Because my trips back to DC are for only a few days at most, I prefer to use public transportation instead of spending money on a rental car. But judging from the way people treat each other public transportation could be considered a punishment that’s not worth the convenience.

It starts with the mad rush to board an arriving bus or train. People who are waiting to board don’t have enough courtesy to get out of the way of passengers trying to exit first. Then when the entrance is clear everyone acts like circus clowns bum rushing the doorway all at once. I don’t get involved in the cattle call. Instead I wait until almost everyone else has had a chance to board.

On a recent visit I waited to board a bus to the airport with about thirty other people when everyone started pushing their way through the entrance. One young lady who looked to be around twenty years-old stepped ahead to board the bus and took the last available seat leaving four people including myself to stand. The fact that I didn’t get a seat wasn’t a problem for me, especially since I was about to sit for three hours on a plane. And just as I had posted up for the express bus ride to BWI airport the young woman spoke up.

“Do you want my seat? I feel bad that you have to stand.”

“No, I’m fine. You go ahead and sit,” I said.

Did I look old and tired enough to be offered a seat? I thought to myself, not realizing until later this was the same person who boarded in front of me.
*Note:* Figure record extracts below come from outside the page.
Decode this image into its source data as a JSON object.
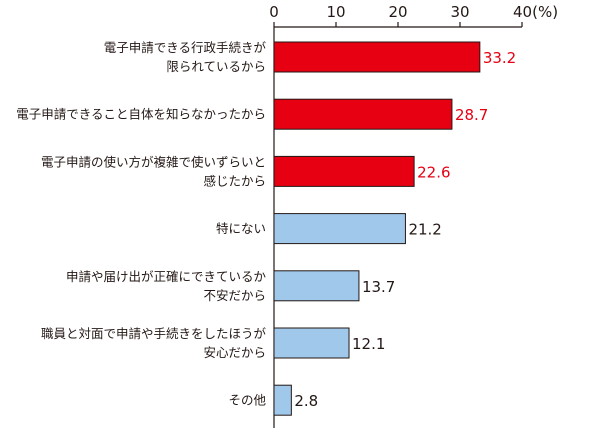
{
  "chart_data": {
    "type": "bar",
    "orientation": "horizontal",
    "title": "",
    "xlabel": "",
    "ylabel": "",
    "unit_label": "(%)",
    "xlim": [
      0,
      40
    ],
    "ticks": [
      0,
      10,
      20,
      30,
      40
    ],
    "tick_labels": [
      "0",
      "10",
      "20",
      "30",
      "40"
    ],
    "grid": false,
    "categories": [
      [
        "電子申請できる行政手続きが",
        "限られているから"
      ],
      [
        "電子申請できること自体を知らなかったから"
      ],
      [
        "電子申請の使い方が複雑で使いずらいと",
        "感じたから"
      ],
      [
        "特にない"
      ],
      [
        "申請や届け出が正確にできているか",
        "不安だから"
      ],
      [
        "職員と対面で申請や手続きをしたほうが",
        "安心だから"
      ],
      [
        "その他"
      ]
    ],
    "values": [
      33.2,
      28.7,
      22.6,
      21.2,
      13.7,
      12.1,
      2.8
    ],
    "value_labels": [
      "33.2",
      "28.7",
      "22.6",
      "21.2",
      "13.7",
      "12.1",
      "2.8"
    ],
    "highlight": [
      true,
      true,
      true,
      false,
      false,
      false,
      false
    ],
    "colors": {
      "highlight_fill": "#e60012",
      "highlight_label": "#e60012",
      "normal_fill": "#a0c8eb",
      "normal_label": "#231815",
      "bar_stroke": "#231815"
    }
  }
}
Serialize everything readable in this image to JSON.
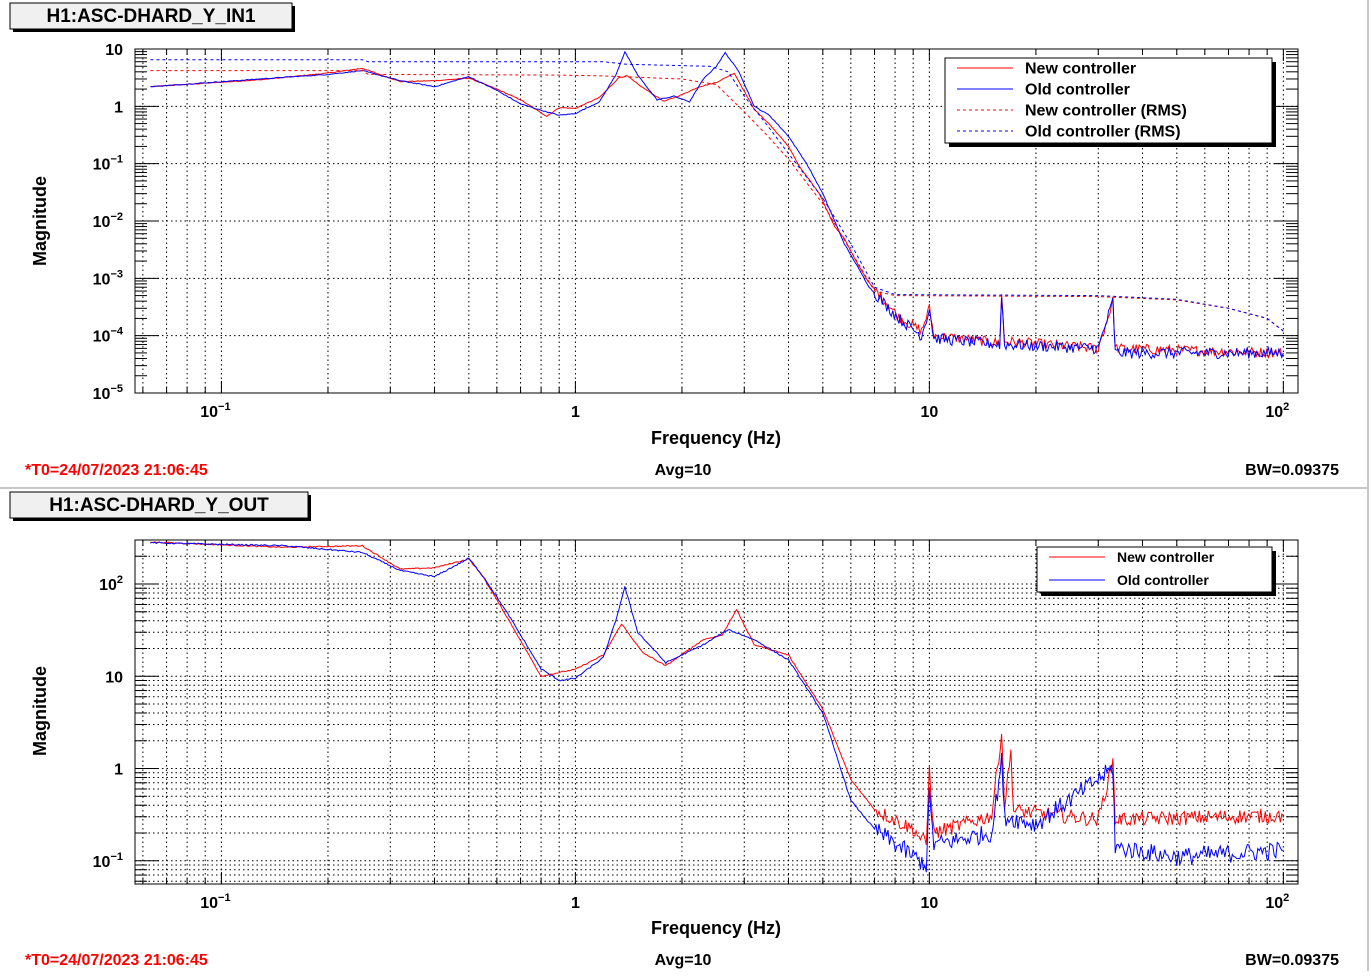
{
  "footer_info": {
    "t0": "*T0=24/07/2023 21:06:45",
    "avg": "Avg=10",
    "bw": "BW=0.09375",
    "t0_color": "#ff0000"
  },
  "chart_data": [
    {
      "type": "line",
      "title": "H1:ASC-DHARD_Y_IN1",
      "xlabel": "Frequency (Hz)",
      "ylabel": "Magnitude",
      "xscale": "log",
      "yscale": "log",
      "xlim": [
        0.057,
        110
      ],
      "ylim": [
        1e-05,
        10
      ],
      "grid": true,
      "legend_position": "top-right",
      "xticks": [
        {
          "base": "10",
          "exp": "−1",
          "v": 0.1
        },
        {
          "base": "1",
          "exp": "",
          "v": 1
        },
        {
          "base": "10",
          "exp": "",
          "v": 10
        },
        {
          "base": "10",
          "exp": "2",
          "v": 100
        }
      ],
      "yticks": [
        {
          "base": "10",
          "exp": "",
          "v": 10
        },
        {
          "base": "1",
          "exp": "",
          "v": 1
        },
        {
          "base": "10",
          "exp": "−1",
          "v": 0.1
        },
        {
          "base": "10",
          "exp": "−2",
          "v": 0.01
        },
        {
          "base": "10",
          "exp": "−3",
          "v": 0.001
        },
        {
          "base": "10",
          "exp": "−4",
          "v": 0.0001
        },
        {
          "base": "10",
          "exp": "−5",
          "v": 1e-05
        }
      ],
      "series": [
        {
          "name": "New controller",
          "color": "#ff0000",
          "dash": false,
          "noise_dex": 0.09,
          "points": [
            [
              0.063,
              2.2
            ],
            [
              0.128,
              2.9
            ],
            [
              0.2,
              3.8
            ],
            [
              0.25,
              4.6
            ],
            [
              0.32,
              2.7
            ],
            [
              0.4,
              2.8
            ],
            [
              0.5,
              3.1
            ],
            [
              0.6,
              2.0
            ],
            [
              0.7,
              1.3
            ],
            [
              0.83,
              0.67
            ],
            [
              0.9,
              0.95
            ],
            [
              1.0,
              0.92
            ],
            [
              1.17,
              1.43
            ],
            [
              1.33,
              3.2
            ],
            [
              1.4,
              3.4
            ],
            [
              1.52,
              2.3
            ],
            [
              1.78,
              1.22
            ],
            [
              2.0,
              1.6
            ],
            [
              2.24,
              2.2
            ],
            [
              2.5,
              2.6
            ],
            [
              2.81,
              3.8
            ],
            [
              3.2,
              0.89
            ],
            [
              3.53,
              0.49
            ],
            [
              4.0,
              0.2
            ],
            [
              4.3,
              0.088
            ],
            [
              4.89,
              0.03
            ],
            [
              5.4,
              0.008
            ],
            [
              5.75,
              0.005
            ],
            [
              6.2,
              0.002
            ],
            [
              6.76,
              0.00083
            ],
            [
              7.5,
              0.0004
            ],
            [
              8.2,
              0.00021
            ],
            [
              9.5,
              0.00012
            ],
            [
              10,
              0.0003
            ],
            [
              10.3,
              0.0001
            ],
            [
              15.8,
              7.5e-05
            ],
            [
              16,
              0.0005
            ],
            [
              16.3,
              8e-05
            ],
            [
              30,
              6e-05
            ],
            [
              33,
              0.0004
            ],
            [
              33.5,
              6e-05
            ],
            [
              100,
              5e-05
            ]
          ]
        },
        {
          "name": "Old controller",
          "color": "#0000ff",
          "dash": false,
          "noise_dex": 0.1,
          "points": [
            [
              0.063,
              2.2
            ],
            [
              0.128,
              3.0
            ],
            [
              0.2,
              3.6
            ],
            [
              0.25,
              4.2
            ],
            [
              0.32,
              2.8
            ],
            [
              0.4,
              2.2
            ],
            [
              0.5,
              3.3
            ],
            [
              0.6,
              1.9
            ],
            [
              0.7,
              1.1
            ],
            [
              0.83,
              0.8
            ],
            [
              0.9,
              0.7
            ],
            [
              1.0,
              0.75
            ],
            [
              1.17,
              1.2
            ],
            [
              1.3,
              3.5
            ],
            [
              1.38,
              8.9
            ],
            [
              1.5,
              3.5
            ],
            [
              1.7,
              1.3
            ],
            [
              1.9,
              1.5
            ],
            [
              2.1,
              1.2
            ],
            [
              2.3,
              3.0
            ],
            [
              2.5,
              5.0
            ],
            [
              2.65,
              8.6
            ],
            [
              2.9,
              4.0
            ],
            [
              3.2,
              1.0
            ],
            [
              3.53,
              0.7
            ],
            [
              4.0,
              0.3
            ],
            [
              4.5,
              0.1
            ],
            [
              5.0,
              0.03
            ],
            [
              5.4,
              0.01
            ],
            [
              5.75,
              0.004
            ],
            [
              6.2,
              0.0018
            ],
            [
              6.76,
              0.0007
            ],
            [
              7.5,
              0.00035
            ],
            [
              8.2,
              0.0002
            ],
            [
              9.5,
              0.0001
            ],
            [
              10,
              0.0003
            ],
            [
              10.3,
              9e-05
            ],
            [
              15.8,
              7e-05
            ],
            [
              16,
              0.0005
            ],
            [
              16.3,
              7e-05
            ],
            [
              30,
              6e-05
            ],
            [
              33,
              0.0004
            ],
            [
              33.5,
              5e-05
            ],
            [
              100,
              5e-05
            ]
          ]
        },
        {
          "name": "New controller (RMS)",
          "color": "#ff0000",
          "dash": true,
          "noise_dex": 0,
          "points": [
            [
              0.063,
              4.2
            ],
            [
              0.25,
              4.2
            ],
            [
              0.26,
              3.6
            ],
            [
              0.9,
              3.5
            ],
            [
              1.2,
              3.4
            ],
            [
              2.0,
              3.0
            ],
            [
              2.5,
              2.4
            ],
            [
              3.0,
              0.8
            ],
            [
              3.5,
              0.3
            ],
            [
              4.0,
              0.12
            ],
            [
              5.0,
              0.02
            ],
            [
              6.0,
              0.003
            ],
            [
              7.0,
              0.0006
            ],
            [
              8.0,
              0.0005
            ],
            [
              30,
              0.00048
            ],
            [
              50,
              0.00042
            ],
            [
              70,
              0.0003
            ],
            [
              90,
              0.0002
            ],
            [
              100,
              0.00012
            ]
          ]
        },
        {
          "name": "Old controller (RMS)",
          "color": "#0000ff",
          "dash": true,
          "noise_dex": 0,
          "points": [
            [
              0.063,
              6.5
            ],
            [
              0.25,
              6.5
            ],
            [
              0.26,
              6.0
            ],
            [
              1.2,
              6.0
            ],
            [
              1.4,
              5.4
            ],
            [
              2.4,
              5.0
            ],
            [
              2.7,
              4.0
            ],
            [
              3.0,
              1.5
            ],
            [
              3.5,
              0.45
            ],
            [
              4.0,
              0.15
            ],
            [
              5.0,
              0.025
            ],
            [
              6.0,
              0.004
            ],
            [
              7.0,
              0.0007
            ],
            [
              8.0,
              0.00052
            ],
            [
              30,
              0.0005
            ],
            [
              50,
              0.00043
            ],
            [
              70,
              0.0003
            ],
            [
              90,
              0.0002
            ],
            [
              100,
              0.00012
            ]
          ]
        }
      ]
    },
    {
      "type": "line",
      "title": "H1:ASC-DHARD_Y_OUT",
      "xlabel": "Frequency (Hz)",
      "ylabel": "Magnitude",
      "xscale": "log",
      "yscale": "log",
      "xlim": [
        0.057,
        110
      ],
      "ylim": [
        0.056,
        300
      ],
      "grid": true,
      "legend_position": "top-right",
      "xticks": [
        {
          "base": "10",
          "exp": "−1",
          "v": 0.1
        },
        {
          "base": "1",
          "exp": "",
          "v": 1
        },
        {
          "base": "10",
          "exp": "",
          "v": 10
        },
        {
          "base": "10",
          "exp": "2",
          "v": 100
        }
      ],
      "yticks": [
        {
          "base": "10",
          "exp": "2",
          "v": 100
        },
        {
          "base": "10",
          "exp": "",
          "v": 10
        },
        {
          "base": "1",
          "exp": "",
          "v": 1
        },
        {
          "base": "10",
          "exp": "−1",
          "v": 0.1
        }
      ],
      "series": [
        {
          "name": "New controller",
          "color": "#ff0000",
          "dash": false,
          "noise_dex": 0.08,
          "points": [
            [
              0.063,
              285
            ],
            [
              0.15,
              250
            ],
            [
              0.25,
              260
            ],
            [
              0.32,
              145
            ],
            [
              0.4,
              150
            ],
            [
              0.5,
              187
            ],
            [
              0.55,
              118
            ],
            [
              0.65,
              40
            ],
            [
              0.8,
              10
            ],
            [
              0.9,
              11
            ],
            [
              1.0,
              11.9
            ],
            [
              1.2,
              17
            ],
            [
              1.35,
              37
            ],
            [
              1.55,
              18
            ],
            [
              1.8,
              13
            ],
            [
              2.3,
              25
            ],
            [
              2.6,
              28
            ],
            [
              2.85,
              53
            ],
            [
              3.2,
              22
            ],
            [
              4.0,
              17
            ],
            [
              5.0,
              4.4
            ],
            [
              6.0,
              0.76
            ],
            [
              7.0,
              0.36
            ],
            [
              9.0,
              0.22
            ],
            [
              9.8,
              0.15
            ],
            [
              10,
              1.0
            ],
            [
              10.3,
              0.2
            ],
            [
              15,
              0.31
            ],
            [
              16,
              2.5
            ],
            [
              16.3,
              0.4
            ],
            [
              17,
              1.5
            ],
            [
              17.3,
              0.35
            ],
            [
              30,
              0.28
            ],
            [
              33,
              1.2
            ],
            [
              33.5,
              0.28
            ],
            [
              100,
              0.31
            ]
          ]
        },
        {
          "name": "Old controller",
          "color": "#0000ff",
          "dash": false,
          "noise_dex": 0.1,
          "points": [
            [
              0.063,
              280
            ],
            [
              0.15,
              260
            ],
            [
              0.25,
              220
            ],
            [
              0.32,
              140
            ],
            [
              0.4,
              120
            ],
            [
              0.5,
              190
            ],
            [
              0.55,
              120
            ],
            [
              0.65,
              45
            ],
            [
              0.8,
              12
            ],
            [
              0.9,
              9
            ],
            [
              1.0,
              9.5
            ],
            [
              1.2,
              16
            ],
            [
              1.3,
              40
            ],
            [
              1.38,
              93
            ],
            [
              1.5,
              30
            ],
            [
              1.8,
              14
            ],
            [
              2.3,
              22
            ],
            [
              2.7,
              32
            ],
            [
              3.2,
              25
            ],
            [
              4.0,
              15
            ],
            [
              5.0,
              4.0
            ],
            [
              6.0,
              0.45
            ],
            [
              7.0,
              0.22
            ],
            [
              8.5,
              0.13
            ],
            [
              9.8,
              0.09
            ],
            [
              10,
              0.5
            ],
            [
              10.3,
              0.15
            ],
            [
              15,
              0.2
            ],
            [
              16,
              1.2
            ],
            [
              16.3,
              0.3
            ],
            [
              20,
              0.25
            ],
            [
              33,
              1.0
            ],
            [
              33.5,
              0.14
            ],
            [
              50,
              0.11
            ],
            [
              100,
              0.13
            ]
          ]
        }
      ]
    }
  ]
}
Seconds later she spoke again.

“I would feel horrible if you had to stand,” the young lady said as she rose to her feet.

“What’s worse is the men on the bus don’t have a problem with me standing up while they sit, but you’re willing to give up your seat.”

I had blurted it out before I could contain it to my thoughts. As I sat down for the twenty minute ride I made passing eye contact with some of the men who didn’t give up their seats. They all looked to be of varying ages and racial backgrounds. And some wore military uniforms.

Maybe they had had a long day and needed to sit more than me. After all, they fought their way onto the bus for a reason. Under the right circumstances they might have felt the need to stand in my place. But that day was not the day.

I rode the rest of the way and vowed to myself (this was not something I wanted to blurt out. If they were ok with sitting while I stood they might be ok with cursing me out!) that if I ever have children I will teach them the common courtesies that have become the exception rather than the norm, especially in the Washington, D.C. metro area.